In fact, 45 percent of PMPs said they have customers or technicians who have been diagnosed with Lyme disease. “We’ve had several customers inform us that they have contracted Lyme disease, so we know it’s there and they know it’s there,” said Ring.

More than a third (36 percent) of PMPs believe the industry has done an effective job communicating the public health risks associated with ticks, while an almost equal amount — 34 percent — are not sure of this, found the survey.

Setting clear expectations for tick control is a communications challenge. “The fact that we perform a treatment doesn’t mean that they’ll never experience another tick encounter,” explained Ring.

And if a customer contracts a tickborne disease while under contract, she could claim your company screwed up, pointed out Todd Leyse, Adam’s Pest Control. “It hasn’t happened, but it could. You wonder if it is worth it,” he said of the risk of offering this service. The PCT survey found 14 percent of companies don’t offer tick control due to liability concerns.

As well, PMPs rely on customers to cut the grass, trim bushes and weeds, and remove leaf litter that harbor ticks to successfully achieve control. “We’re not really getting to the source without their cooperation,” Ring explained.

Sometimes communication falls on deaf ears. “We try to educate as much as possible but there’s always going to be the person that knows better.

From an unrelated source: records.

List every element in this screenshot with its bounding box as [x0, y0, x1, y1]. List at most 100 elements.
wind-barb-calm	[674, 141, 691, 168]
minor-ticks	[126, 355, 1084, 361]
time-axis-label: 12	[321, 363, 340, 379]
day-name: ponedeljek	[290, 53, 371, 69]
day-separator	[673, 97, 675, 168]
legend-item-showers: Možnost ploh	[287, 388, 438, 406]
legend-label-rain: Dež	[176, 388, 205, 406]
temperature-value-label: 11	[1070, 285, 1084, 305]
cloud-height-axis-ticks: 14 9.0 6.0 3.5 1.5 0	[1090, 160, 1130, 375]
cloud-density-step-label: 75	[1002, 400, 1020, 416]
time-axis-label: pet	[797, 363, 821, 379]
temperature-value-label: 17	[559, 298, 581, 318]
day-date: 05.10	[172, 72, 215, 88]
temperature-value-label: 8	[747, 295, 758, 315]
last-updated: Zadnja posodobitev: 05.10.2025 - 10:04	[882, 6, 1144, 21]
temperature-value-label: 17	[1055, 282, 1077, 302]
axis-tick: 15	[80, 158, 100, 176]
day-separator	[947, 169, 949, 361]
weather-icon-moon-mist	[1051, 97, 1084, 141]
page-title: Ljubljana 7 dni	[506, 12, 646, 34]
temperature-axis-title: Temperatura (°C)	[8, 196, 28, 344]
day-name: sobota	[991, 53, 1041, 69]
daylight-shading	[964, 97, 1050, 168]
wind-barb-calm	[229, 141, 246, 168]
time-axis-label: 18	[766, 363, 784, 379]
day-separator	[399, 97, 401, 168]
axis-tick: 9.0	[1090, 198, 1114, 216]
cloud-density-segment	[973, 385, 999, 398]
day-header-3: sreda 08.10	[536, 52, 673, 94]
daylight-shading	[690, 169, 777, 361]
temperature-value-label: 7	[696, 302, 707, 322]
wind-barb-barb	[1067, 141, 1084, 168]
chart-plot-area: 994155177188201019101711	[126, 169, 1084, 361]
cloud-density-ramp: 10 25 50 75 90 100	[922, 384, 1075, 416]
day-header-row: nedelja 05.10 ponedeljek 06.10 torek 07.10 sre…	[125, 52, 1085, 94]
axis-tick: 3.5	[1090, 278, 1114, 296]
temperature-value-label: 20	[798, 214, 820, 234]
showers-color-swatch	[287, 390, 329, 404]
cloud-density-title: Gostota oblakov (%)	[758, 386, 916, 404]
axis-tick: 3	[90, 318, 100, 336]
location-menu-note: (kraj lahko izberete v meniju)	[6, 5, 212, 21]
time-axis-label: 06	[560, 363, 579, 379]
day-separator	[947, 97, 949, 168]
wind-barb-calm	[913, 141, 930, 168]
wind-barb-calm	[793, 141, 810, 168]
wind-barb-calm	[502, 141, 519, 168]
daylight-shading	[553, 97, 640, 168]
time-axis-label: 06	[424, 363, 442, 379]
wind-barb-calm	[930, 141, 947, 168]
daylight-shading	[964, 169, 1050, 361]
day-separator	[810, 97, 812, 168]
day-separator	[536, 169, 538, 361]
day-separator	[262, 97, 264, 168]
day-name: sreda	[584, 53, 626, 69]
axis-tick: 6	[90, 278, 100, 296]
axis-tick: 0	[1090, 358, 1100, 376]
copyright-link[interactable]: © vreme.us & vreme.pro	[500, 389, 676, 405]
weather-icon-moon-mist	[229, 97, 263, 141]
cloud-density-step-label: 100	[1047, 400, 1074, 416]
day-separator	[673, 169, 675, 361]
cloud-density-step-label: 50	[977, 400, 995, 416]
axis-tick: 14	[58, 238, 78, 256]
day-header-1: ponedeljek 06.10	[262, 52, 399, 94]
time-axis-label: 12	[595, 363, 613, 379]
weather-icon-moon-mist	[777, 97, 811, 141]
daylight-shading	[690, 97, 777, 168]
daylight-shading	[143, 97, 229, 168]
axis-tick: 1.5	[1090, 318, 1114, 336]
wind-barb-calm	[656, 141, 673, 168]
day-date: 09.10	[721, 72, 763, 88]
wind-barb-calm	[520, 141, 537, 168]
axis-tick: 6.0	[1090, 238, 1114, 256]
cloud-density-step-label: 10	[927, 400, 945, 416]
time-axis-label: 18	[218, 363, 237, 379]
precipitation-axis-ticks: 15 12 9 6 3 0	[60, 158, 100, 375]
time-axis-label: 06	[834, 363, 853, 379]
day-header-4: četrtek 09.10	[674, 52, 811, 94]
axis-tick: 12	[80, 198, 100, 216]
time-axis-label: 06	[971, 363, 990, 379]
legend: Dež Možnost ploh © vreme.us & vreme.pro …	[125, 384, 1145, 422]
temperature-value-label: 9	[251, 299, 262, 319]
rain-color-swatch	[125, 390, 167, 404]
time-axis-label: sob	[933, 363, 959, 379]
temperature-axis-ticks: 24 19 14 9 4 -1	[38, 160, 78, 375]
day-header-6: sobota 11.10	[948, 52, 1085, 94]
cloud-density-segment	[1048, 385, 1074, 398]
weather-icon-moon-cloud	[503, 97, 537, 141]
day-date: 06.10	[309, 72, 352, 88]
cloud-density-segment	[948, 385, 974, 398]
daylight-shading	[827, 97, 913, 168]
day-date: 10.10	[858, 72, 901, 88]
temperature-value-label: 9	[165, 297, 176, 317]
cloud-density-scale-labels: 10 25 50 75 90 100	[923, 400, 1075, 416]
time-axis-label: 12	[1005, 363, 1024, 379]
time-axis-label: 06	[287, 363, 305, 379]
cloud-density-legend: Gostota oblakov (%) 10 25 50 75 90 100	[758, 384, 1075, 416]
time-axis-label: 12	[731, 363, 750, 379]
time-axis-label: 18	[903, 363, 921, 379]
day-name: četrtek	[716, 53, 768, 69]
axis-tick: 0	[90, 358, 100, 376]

We definitely deal a lot with that out here,” said Cassi Magnus, Phoenix Pest and Wildlife Control, of customers in her region.

Employee health is another consideration. Most PMPs (62 percent) do not require technicians to apply a repellent to their body or clothing prior to performing a tick control treatment.

The technicians at Arkadia — Eco Pest Control are instructed to wear repellent, pants, long-sleeve shirts, gloves, even to tuck pants into socks. “They’re putting themselves at risk, so they have to take the proper safety precautions,” said Mark Constantino. Even so, employees sometimes have ticks on them after a day in the field, he said.